Analysing Document Similarity Measures
Edward Grefenstette
Abstract
Supervised by Professor Stephen Pulman. Obtained distinction on MSc.
The observation that document similarity measures are systems that perform the same abstract task while drawing upon very different aspects of documents depending on the goal raises a few questions about their nature. What is the common thread to document similarity measure design? Is it a software engineering problem, or are there general principles feeding their construction? Are metrics designed for one purpose suitable for another? How would we determine it if they were? How do they deal with different kinds of input (words, sentences, sets of paragraphs)? On what grounds can we compare metrics? How do we choose a 'better' metric relative to a task?
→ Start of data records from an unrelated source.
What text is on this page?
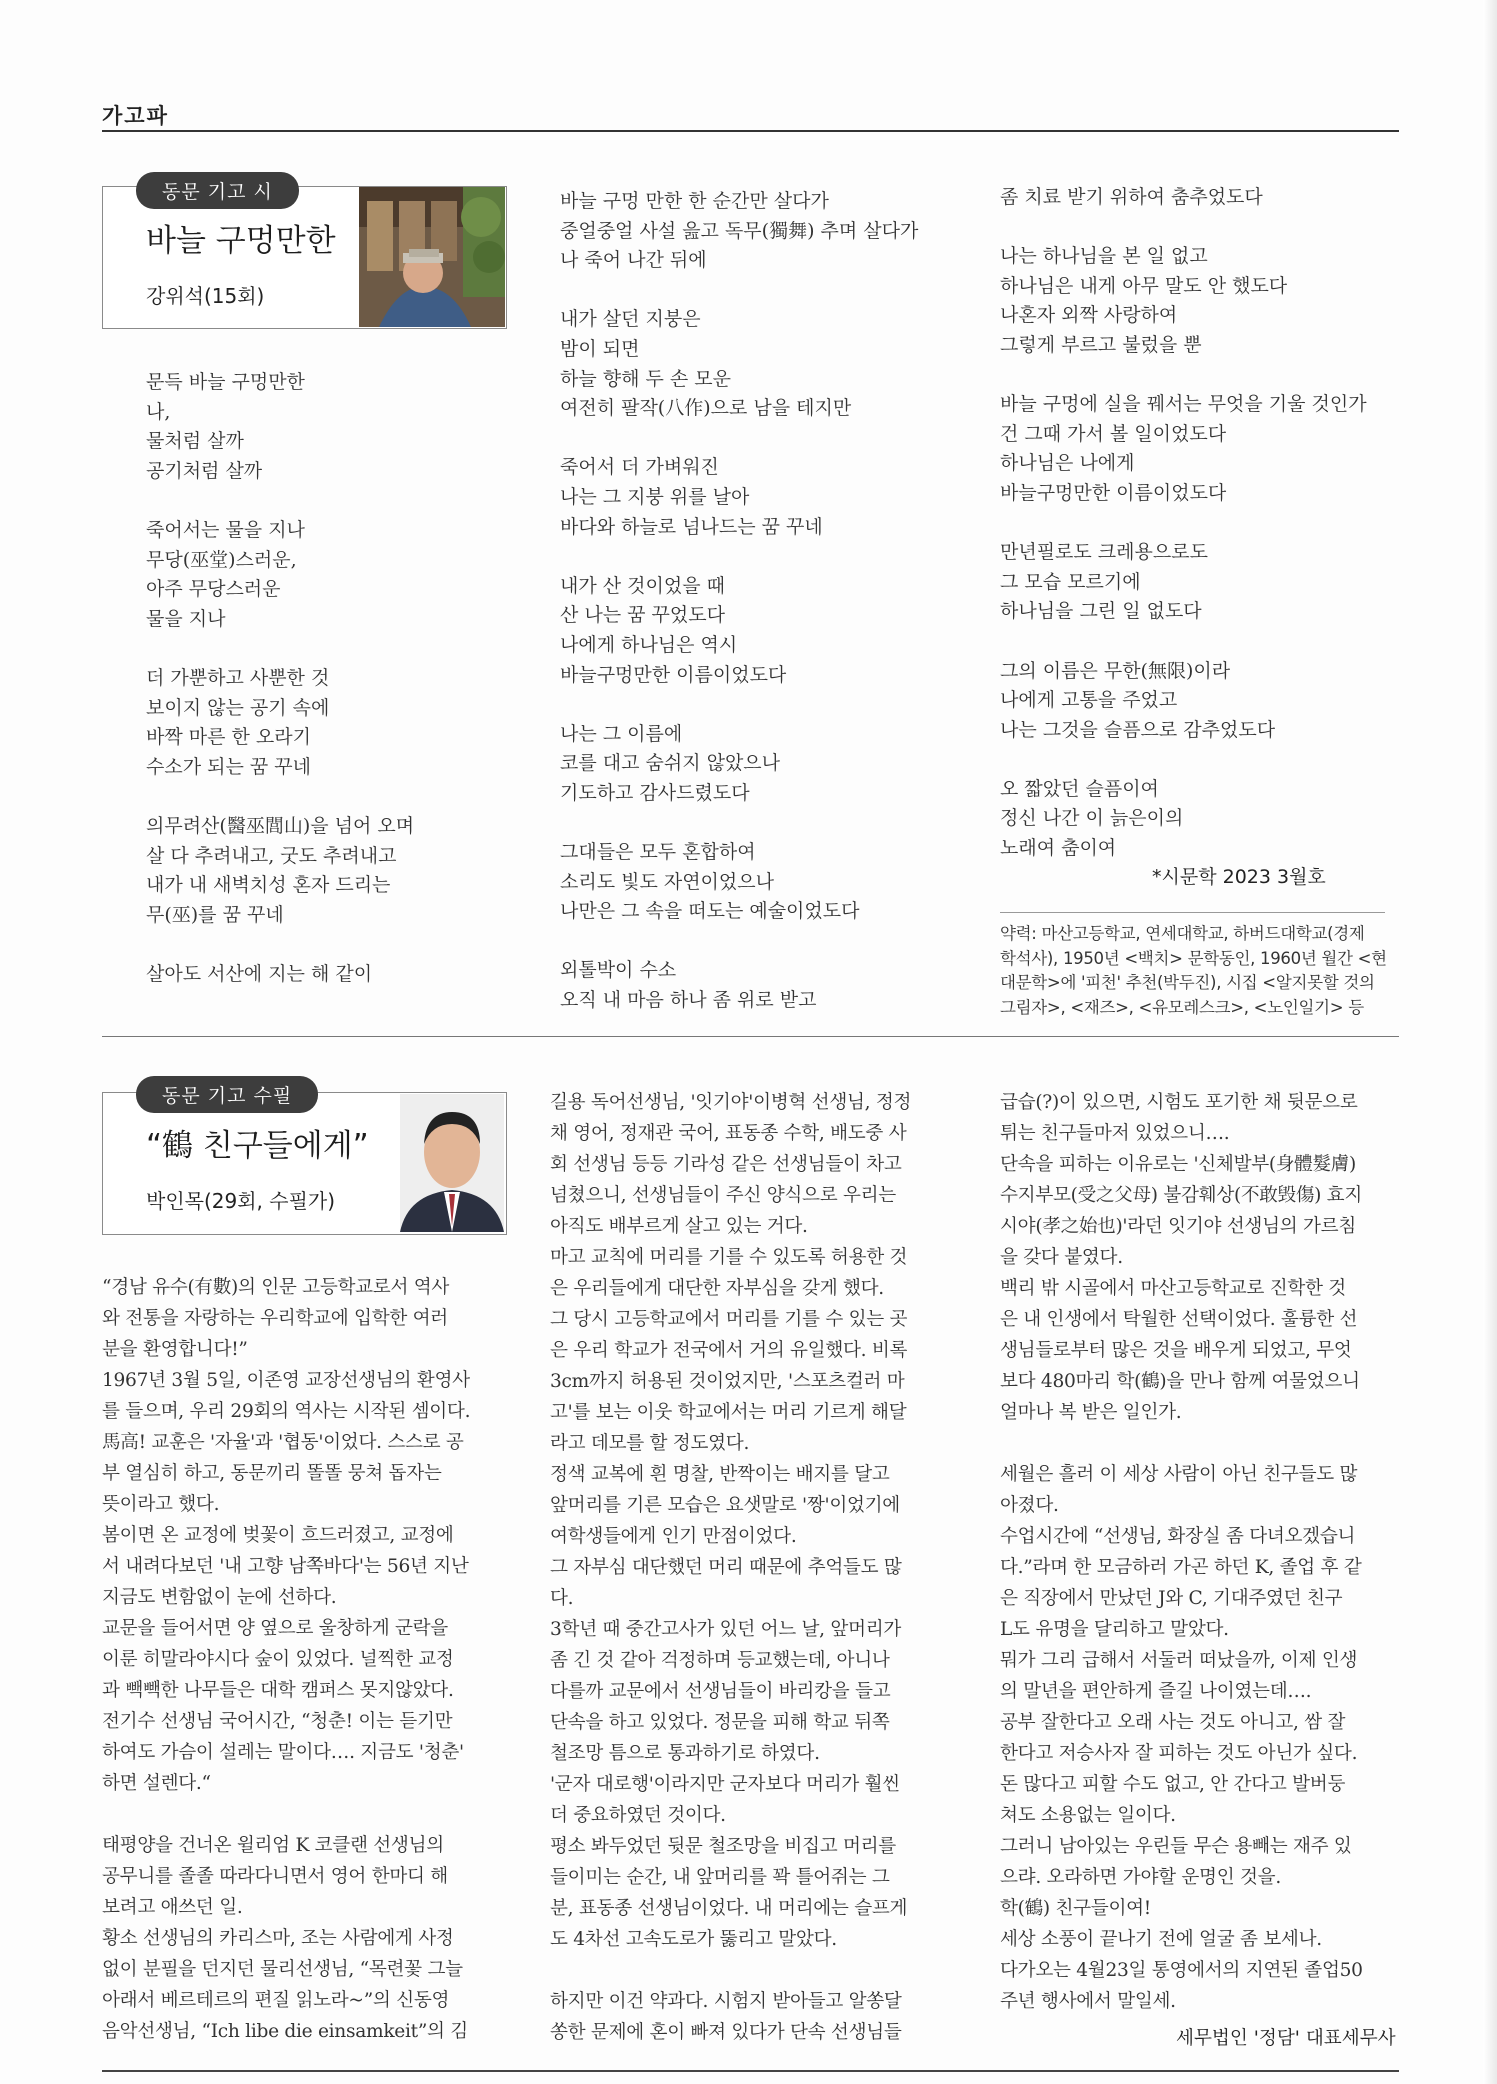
가고파
동문 기고 시
바늘 구멍만한
강위석(15회)
문득 바늘 구멍만한
나,
물처럼 살까
공기처럼 살까
죽어서는 물을 지나
무당(巫堂)스러운,
아주 무당스러운
물을 지나
더 가뿐하고 사뿐한 것
보이지 않는 공기 속에
바짝 마른 한 오라기
수소가 되는 꿈 꾸네
의무려산(醫巫閭山)을 넘어 오며
살 다 추려내고, 굿도 추려내고
내가 내 새벽치성 혼자 드리는
무(巫)를 꿈 꾸네
살아도 서산에 지는 해 같이
바늘 구멍 만한 한 순간만 살다가
중얼중얼 사설 읊고 독무(獨舞) 추며 살다가
나 죽어 나간 뒤에
내가 살던 지붕은
밤이 되면
하늘 향해 두 손 모운
여전히 팔작(八作)으로 남을 테지만
죽어서 더 가벼워진
나는 그 지붕 위를 날아
바다와 하늘로 넘나드는 꿈 꾸네
내가 산 것이었을 때
산 나는 꿈 꾸었도다
나에게 하나님은 역시
바늘구멍만한 이름이었도다
나는 그 이름에
코를 대고 숨쉬지 않았으나
기도하고 감사드렸도다
그대들은 모두 혼합하여
소리도 빛도 자연이었으나
나만은 그 속을 떠도는 예술이었도다
외톨박이 수소
오직 내 마음 하나 좀 위로 받고
좀 치료 받기 위하여 춤추었도다
나는 하나님을 본 일 없고
하나님은 내게 아무 말도 안 했도다
나혼자 외짝 사랑하여
그렇게 부르고 불렀을 뿐
바늘 구멍에 실을 꿰서는 무엇을 기울 것인가
건 그때 가서 볼 일이었도다
하나님은 나에게
바늘구멍만한 이름이었도다
만년필로도 크레용으로도
그 모습 모르기에
하나님을 그린 일 없도다
그의 이름은 무한(無限)이라
나에게 고통을 주었고
나는 그것을 슬픔으로 감추었도다
오 짧았던 슬픔이여
정신 나간 이 늙은이의
노래여 춤이여
*시문학 2023 3월호
약력: 마산고등학교, 연세대학교, 하버드대학교(경제
학석사), 1950년 <백치> 문학동인, 1960년 월간 <현
대문학>에 '피천' 추천(박두진), 시집 <알지못할 것의
그림자>, <재즈>, <유모레스크>, <노인일기> 등
동문 기고 수필
“鶴 친구들에게”
박인목(29회, 수필가)
“경남 유수(有數)의 인문 고등학교로서 역사
와 전통을 자랑하는 우리학교에 입학한 여러
분을 환영합니다!”
1967년 3월 5일, 이존영 교장선생님의 환영사
를 들으며, 우리 29회의 역사는 시작된 셈이다.
馬高! 교훈은 '자율'과 '협동'이었다. 스스로 공
부 열심히 하고, 동문끼리 똘똘 뭉쳐 돕자는
뜻이라고 했다.
봄이면 온 교정에 벚꽃이 흐드러졌고, 교정에
서 내려다보던 '내 고향 남쪽바다'는 56년 지난
지금도 변함없이 눈에 선하다.
교문을 들어서면 양 옆으로 울창하게 군락을
이룬 히말라야시다 숲이 있었다. 널찍한 교정
과 빽빽한 나무들은 대학 캠퍼스 못지않았다.
전기수 선생님 국어시간, “청춘! 이는 듣기만
하여도 가슴이 설레는 말이다…. 지금도 '청춘'
하면 설렌다.“
태평양을 건너온 윌리엄 K 코클랜 선생님의
공무니를 졸졸 따라다니면서 영어 한마디 해
보려고 애쓰던 일.
황소 선생님의 카리스마, 조는 사람에게 사정
없이 분필을 던지던 물리선생님, “목련꽃 그늘
아래서 베르테르의 편질 읽노라~”의 신동영
음악선생님, “Ich libe die einsamkeit”의 김
길용 독어선생님, '잇기야'이병혁 선생님, 정정
채 영어, 정재관 국어, 표동종 수학, 배도중 사
회 선생님 등등 기라성 같은 선생님들이 차고
넘쳤으니, 선생님들이 주신 양식으로 우리는
아직도 배부르게 살고 있는 거다.
마고 교칙에 머리를 기를 수 있도록 허용한 것
은 우리들에게 대단한 자부심을 갖게 했다.
그 당시 고등학교에서 머리를 기를 수 있는 곳
은 우리 학교가 전국에서 거의 유일했다. 비록
3cm까지 허용된 것이었지만, '스포츠컬러 마
고'를 보는 이웃 학교에서는 머리 기르게 해달
라고 데모를 할 정도였다.
정색 교복에 흰 명찰, 반짝이는 배지를 달고
앞머리를 기른 모습은 요샛말로 '짱'이었기에
여학생들에게 인기 만점이었다.
그 자부심 대단했던 머리 때문에 추억들도 많
다.
3학년 때 중간고사가 있던 어느 날, 앞머리가
좀 긴 것 같아 걱정하며 등교했는데, 아니나
다를까 교문에서 선생님들이 바리캉을 들고
단속을 하고 있었다. 정문을 피해 학교 뒤쪽
철조망 틈으로 통과하기로 하였다.
'군자 대로행'이라지만 군자보다 머리가 훨씬
더 중요하였던 것이다.
평소 봐두었던 뒷문 철조망을 비집고 머리를
들이미는 순간, 내 앞머리를 꽉 틀어쥐는 그
분, 표동종 선생님이었다. 내 머리에는 슬프게
도 4차선 고속도로가 뚫리고 말았다.
하지만 이건 약과다. 시험지 받아들고 알쏭달
쏭한 문제에 혼이 빠져 있다가 단속 선생님들
급습(?)이 있으면, 시험도 포기한 채 뒷문으로
튀는 친구들마저 있었으니….
단속을 피하는 이유로는 '신체발부(身體髮膚)
수지부모(受之父母) 불감훼상(不敢毁傷) 효지
시야(孝之始也)'라던 잇기야 선생님의 가르침
을 갖다 붙였다.
백리 밖 시골에서 마산고등학교로 진학한 것
은 내 인생에서 탁월한 선택이었다. 훌륭한 선
생님들로부터 많은 것을 배우게 되었고, 무엇
보다 480마리 학(鶴)을 만나 함께 여물었으니
얼마나 복 받은 일인가.
세월은 흘러 이 세상 사람이 아닌 친구들도 많
아졌다.
수업시간에 “선생님, 화장실 좀 다녀오겠습니
다.”라며 한 모금하러 가곤 하던 K, 졸업 후 같
은 직장에서 만났던 J와 C, 기대주였던 친구
L도 유명을 달리하고 말았다.
뭐가 그리 급해서 서둘러 떠났을까, 이제 인생
의 말년을 편안하게 즐길 나이였는데….
공부 잘한다고 오래 사는 것도 아니고, 쌈 잘
한다고 저승사자 잘 피하는 것도 아닌가 싶다.
돈 많다고 피할 수도 없고, 안 간다고 발버둥
쳐도 소용없는 일이다.
그러니 남아있는 우린들 무슨 용빼는 재주 있
으랴. 오라하면 가야할 운명인 것을.
학(鶴) 친구들이여!
세상 소풍이 끝나기 전에 얼굴 좀 보세나.
다가오는 4월23일 통영에서의 지연된 졸업50
주년 행사에서 말일세.
세무법인 '정담' 대표세무사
This jumble of questions justifies further work, but leaves us with little clue how to begin. Attempts have been made in the computational linguistics literature to answer some of these questions with regard to small groups of metrics, particularly within the context of comparing two specific types of metrics, however we found no attempt at giving a general theory of metric design and analysis in the literature, and have resolves to approach the problem ourselves.
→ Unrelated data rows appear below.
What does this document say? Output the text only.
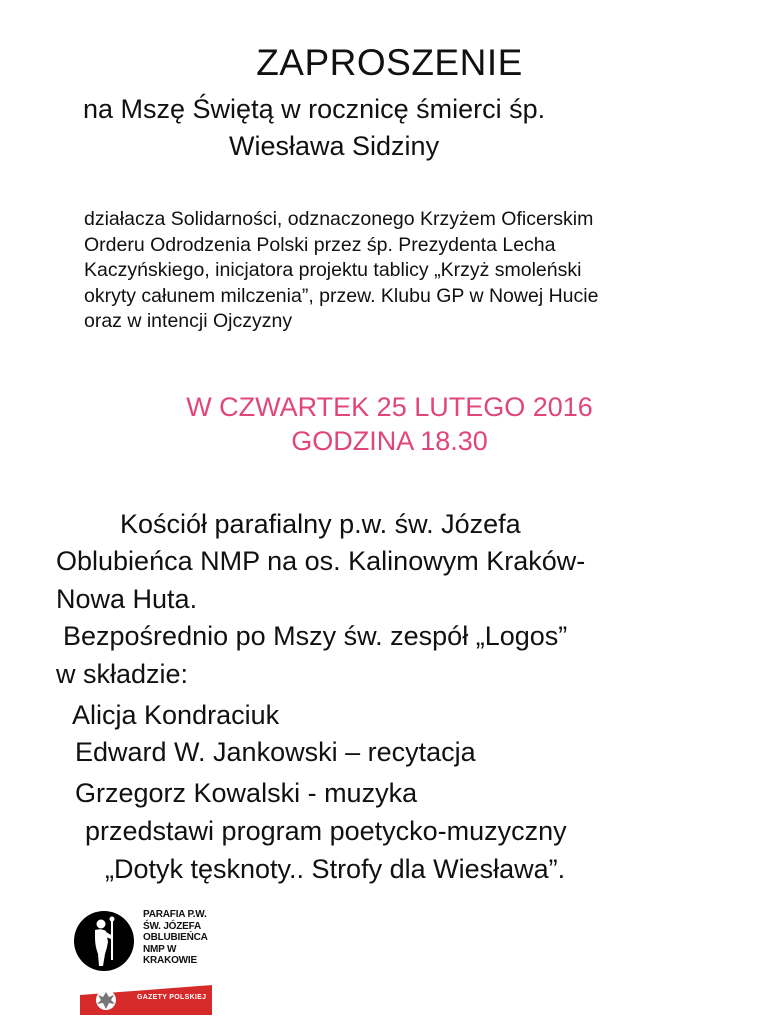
ZAPROSZENIE
na Mszę Świętą w rocznicę śmierci śp.
Wiesława Sidziny
działacza Solidarności, odznaczonego Krzyżem Oficerskim
Orderu Odrodzenia Polski przez śp. Prezydenta Lecha
Kaczyńskiego, inicjatora projektu tablicy „Krzyż smoleński
okryty całunem milczenia”, przew. Klubu GP w Nowej Hucie
oraz w intencji Ojczyzny
W CZWARTEK 25 LUTEGO 2016
GODZINA 18.30
Kościół parafialny p.w. św. Józefa
Oblubieńca NMP na os. Kalinowym Kraków-
Nowa Huta.
Bezpośrednio po Mszy św. zespół „Logos”
w składzie:
Alicja Kondraciuk
Edward W. Jankowski – recytacja
Grzegorz Kowalski - muzyka
przedstawi program poetycko-muzyczny
„Dotyk tęsknoty.. Strofy dla Wiesława”.
PARAFIA P.W.
ŚW. JÓZEFA
OBLUBIEŃCA
NMP W
KRAKOWIE
GAZETY POLSKIEJ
The common theme to the above questions can thus be synthesised into the following three questions which will form the basis of our investigation. Firstly, how are common document similarity measures designed and implemented? We wish, in answering this question, to learn a bit more about the kinds of metrics commonly used in text processing, and the sort of difficulties arising when considering how to use them in practice. Secondly, how can we analyse document similarity? In answering this question, which will form the bulk of our project, we wish to discuss how metrics can be compared and ranked relative to different types of document similarity, thus giving us some insight into their performance for a variety of text processing tasks. Thirdly and finally, how can the results of such analysis be leveraged to improve metrics or produce better metrics?
In this dissertation, we describe both an experiment and the construction of a extensible metric analysis framework in an attempt to answer the above key questions.